Firstly he suggested that the time had come to “deepen strategic co-operation on the basis of mutual political trust”. In practical terms for China this means increasing the number of high-level contacts, establishing government to government consultation mechanisms, greater dialogue between legislatures, political parties and local governments, and the launching of a bilateral cooperation forum. Mr Wen also made clear China would like rapidly to set up a regular foreign ministers' dialogue mechanism with the CELAC (The Community of Latin American and Caribbean States, which excludes the US, Canada and non-independent nations in the region) and to explore a China-CELAC meeting at the level of Heads of Government.
Secondly, he said that China wanted to expand its economic cooperation and trade. In a proposal with important geo-strategic implications for the Hemisphere and the wider world he suggested that both sides might work together internationally as developing countries, opening markets to each other, and making efforts in the next five years to significantly increase bilateral trade.
In this latter context he indicated that China wanted to buy more manufactured goods and high value-added products to achieve balanced and sustainable trade. He spoke too about enhancing funds for investment; a special loan fund of US$10 billion to facilitate infrastructure development; and encouraging ‘competitive and reputable’ Chinese companies to invest.
Thirdly, Mr Wen also spoke about the challenge of food security, an issue that will become more pressing as the full impact of the drought in the US on world prices become apparent. He suggested a number of measures.
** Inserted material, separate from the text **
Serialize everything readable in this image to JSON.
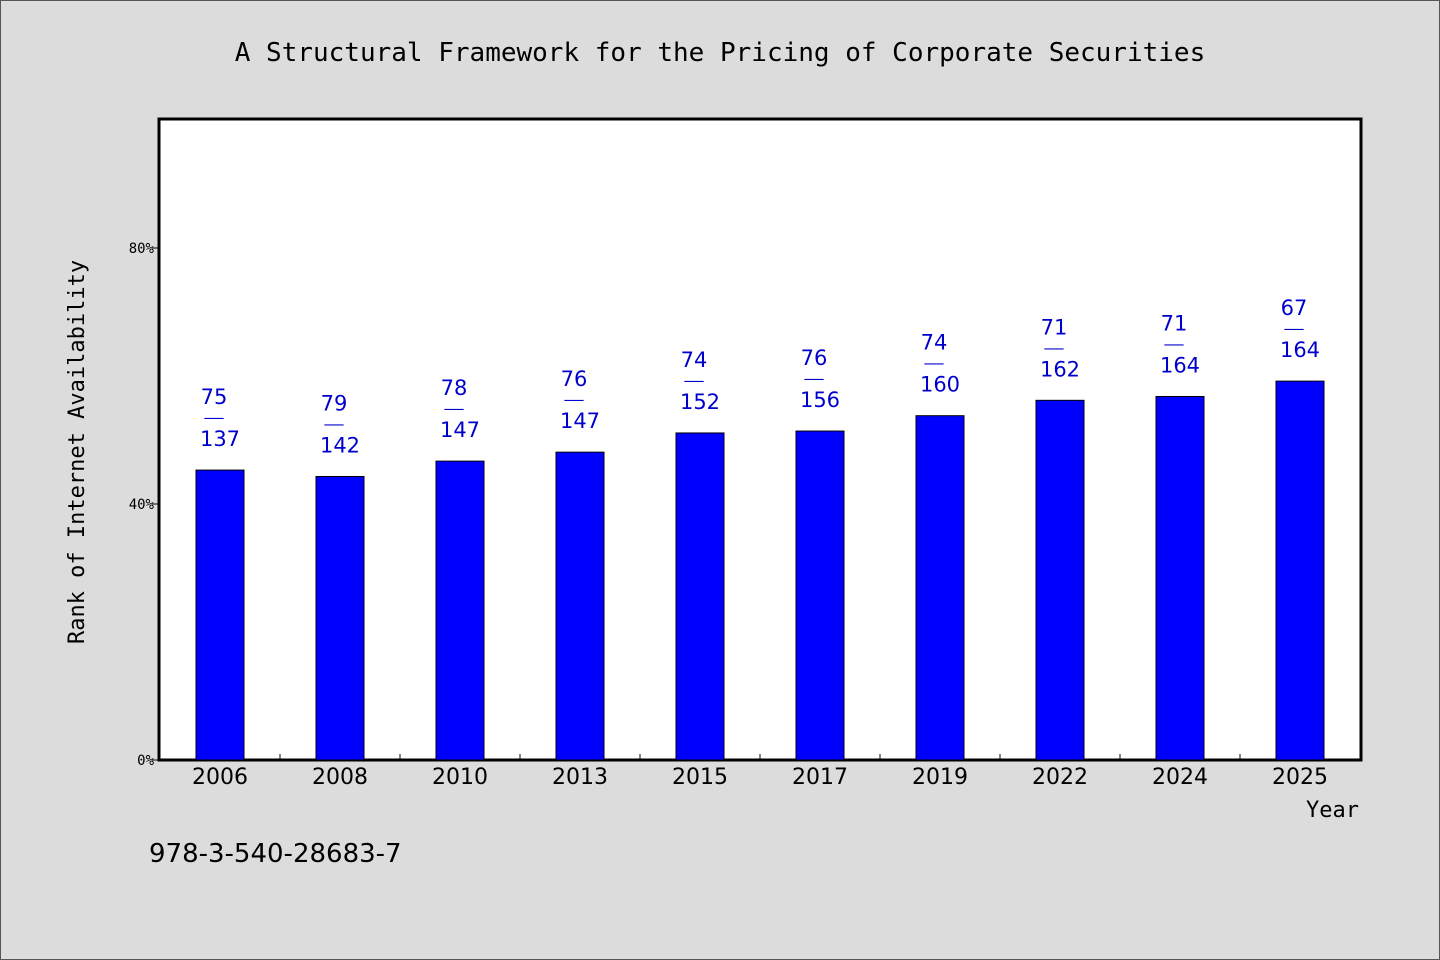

China, he said, will propose a joint agricultural ministers' forum in 2013; will make available an emergency food reserve; will set up a special fund for agricultural cooperation; and adopt other measures aimed at supporting increased food production.
Finally, he made clear that China wants to enhance people-to-people relations through cultural exchanges to as he put it “pass on our friendship from generation to generation”. Practically this will mean cooperation in education, culture, media, sports, tourism, airlift and in other fields.
Mr Wen spoke throughout about Latin America and the Caribbean as a single strategic entity, making clear that China wishes to significantly deepen its association.
What is being proposed implies ties that go far beyond present levels of investment, trade and development assistance. It suggests the need for deeper public engagement with the ways in which Governments intend re- balancing traditional and newer relationships as political, economic and development ties with China grow. It may also require consideration of the extent to which China’s closer involvement with nations in seas near to the US might affect the thinking of future US Administrations; resolution of Cariforum and Caricom’s divided relationship between China and Taiwan; determination of the balance between economic necessity and philosophy in a deeper relationship; and a focus on the social, economic and cultural effect of a more fundamental relationship.
There can be little doubt that China has an important future role in the Caribbean and shares much of the regions thinking. A further column will consider in more detail the implications of these issues.
For now, however, the remarks of China’s Premier, Wen Jiabao, provide some clarity as to what it is that China hopes for in a deeper relationship with the Caribbean and with Latin America.